Ayrıca, Trump’ın NATO’nun finansmanına tepkisinin çıkış noktası ise gerçeklerle ilgisi olmayan bir bahane oluşturuyor. Her üye devletin doğrudan katkı olarak ödemek zorunda olduğu çok az bir miktar sözkonusu, çünkü bir miktar sözkonusu, çünkü NATO’nun bir ordusu yok. Sadece bütçesi 3 milyar avroyu biraz aşan bir idari yönetimi bulunuyor. ABD ve Almanya, her biri yüzde 16,2 ile en çok katkıda bulunan iki ülke, onları yüzde 11,2 ile İngiltere, yüzde 10,4 ile Fransa ve yüzde 8,7 ile İtalya izliyor. Buna karşılık, ABD, NATO’nun kuruluşundan bu yana, her üye ülkenin GSYİH’sının en az yüzde 2’sine eşdeğer bir askeri bütçeye sahip olması konusunda baskı yapıyor. Oysa, Rus ordusunun Ukrayna’yı işgaline kadar pek çok üye ülke bu eşiğin altında kaldıysa da, artık bu durum sözkonusu değil. Bütün üye ülkeler büyük ölçüde yeniden silahlanmaya başladı ve örneğin 2024 yılından itibaren Fransa’nın askeri bütçesi, GSYİH’nın yüzde 2’sinden fazla olacak.

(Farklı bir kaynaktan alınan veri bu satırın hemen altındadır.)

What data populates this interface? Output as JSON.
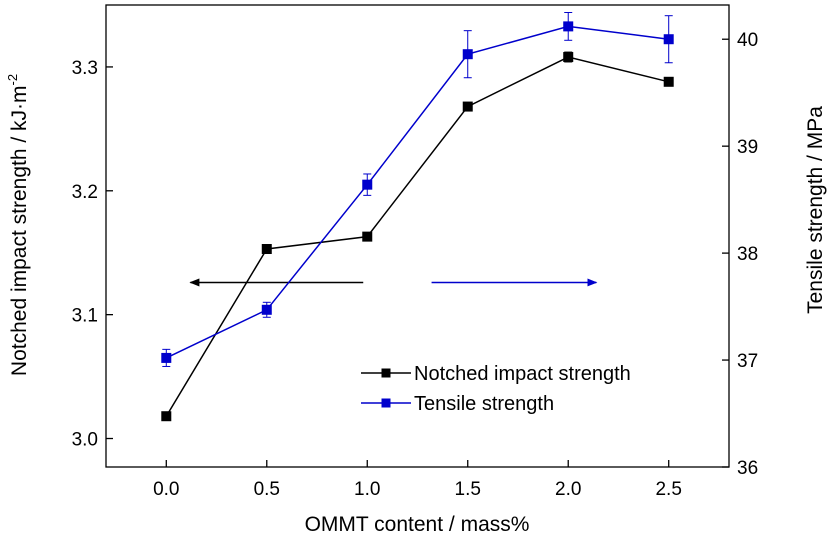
{
  "chart_data": {
    "type": "line",
    "x": [
      0.0,
      0.5,
      1.0,
      1.5,
      2.0,
      2.5
    ],
    "x_tick_labels": [
      "0.0",
      "0.5",
      "1.0",
      "1.5",
      "2.0",
      "2.5"
    ],
    "xlabel": "OMMT content / mass%",
    "xlim": [
      -0.3,
      2.8
    ],
    "y_left": {
      "label_main": "Notched impact strength / kJ·m",
      "label_sup": "-2",
      "ylim": [
        2.977,
        3.35
      ],
      "ticks": [
        3.0,
        3.1,
        3.2,
        3.3
      ],
      "tick_labels": [
        "3.0",
        "3.1",
        "3.2",
        "3.3"
      ]
    },
    "y_right": {
      "label": "Tensile strength / MPa",
      "ylim": [
        36.0,
        40.32
      ],
      "ticks": [
        36,
        37,
        38,
        39,
        40
      ],
      "tick_labels": [
        "36",
        "37",
        "38",
        "39",
        "40"
      ]
    },
    "series": [
      {
        "name": "Notched impact strength",
        "axis": "left",
        "color": "#000000",
        "values": [
          3.018,
          3.153,
          3.163,
          3.268,
          3.308,
          3.288
        ],
        "error": [
          0,
          0,
          0,
          0,
          0.004,
          0
        ]
      },
      {
        "name": "Tensile strength",
        "axis": "right",
        "color": "#0000cc",
        "values": [
          37.02,
          37.47,
          38.64,
          39.86,
          40.12,
          40.0
        ],
        "error": [
          0.08,
          0.07,
          0.1,
          0.22,
          0.13,
          0.22
        ]
      }
    ],
    "annotations": [
      {
        "type": "arrow",
        "direction": "left",
        "points_to": "left-axis",
        "color": "#000000",
        "y_left": 3.126,
        "x_from": 0.98,
        "x_to": 0.12
      },
      {
        "type": "arrow",
        "direction": "right",
        "points_to": "right-axis",
        "color": "#0000cc",
        "y_left": 3.126,
        "x_from": 1.32,
        "x_to": 2.14
      }
    ],
    "legend": {
      "placement": "lower-right",
      "entries": [
        "Notched impact strength",
        "Tensile strength"
      ]
    },
    "grid": false
  }
}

O halde, eğer ABD şu ya da bu NATO üyesi ülkeden desteğini çekerse, bunun Trump’ın seçim kampanyası sırasında söyleye-cekleriyle hiçbir ilgisi olmayan başka nedenlerle olacağı açık olarak görünüyor.
NATO hiçbir zaman, özgürlük ya da demokrasi tarafını temsil ettikleri bahanesiyle, karşılıklı olarak ne olursa olsun her koşulda birbirlerine yardım etme sözü veren bir devletler kulübü olmadı. Başlangıçta, 1949’daki kuruluşundan bu yana, öncelikle ABD’nin SSCB’yi tehdit etmek için istediği bir askeri koalisyon sözkonusuydu. Ukrayna’daki savaşla birlikte, o zamana kadar dışarıda kalan iki Avrupa ülkesi, Finlandiya ve İsveç, Rusya’ya karşı koymak için, ama aynı zamanda da Amerika’nın baskısıyla NATO’ya katıldı. Bu ülkelerin halkları, bu ana kadar kendilerini gelecekteki çatışmaların dışında tutacağı umuduyla, tarafsızlıklarını korumak istiyorlardı. Aslında büyük güçlü devletler arasındaki askeri ittifaklar, hiçbir zaman ciddi bir taahhütte bulunmadan her zaman değişken oldu. İkinci Dünya Savaşı’nın öncesindeki gelişmelerden biri, 1938 yılının, Kasım ayında imzalanan sözde Münih Barışı anlaşmasıydı. Dört büyük güçlü devlet, İngiltere, Fransa, Almanya ve İtalya arasında, faşizme karşı sözde « demokrasilerin uluslararası cephesi » yerine, Fransa ve İngiltere’nin resmi olarak Çekoslovakya’nın müttefiki olmalarına rağmen, Hitler’in bu ülkeyi ele geçirmeye başlamasına izin veren bir anlaşma sözkonusuydu.
Aslında NATO gibi ittifaklar, halkları korumaktan çok, onlara karşı çok daha büyük tehdit oluşturuyor. Halklar için bu, gelecekteki savaşların kurbanları olmaları ve topraklarının da savaş alanı olması tehdidi anlamına geliyor. NATO üyesi olmamasına rağmen ABD ve Avrupalı güçlerin müttefiki haline gelen Ukrayna’nın başına gelen ve halkının büyük talihsizliği de bu oldu.
( 14.02.2024 )


Ana sayfa | İletişim | Site planı | |

Site yaşamını izle tr  Site yaşamını izle Sınıf Mücadelesi Sayı: 299, 16 Mart 2024  Site yaşamını izle Uluslararası Gündem   ?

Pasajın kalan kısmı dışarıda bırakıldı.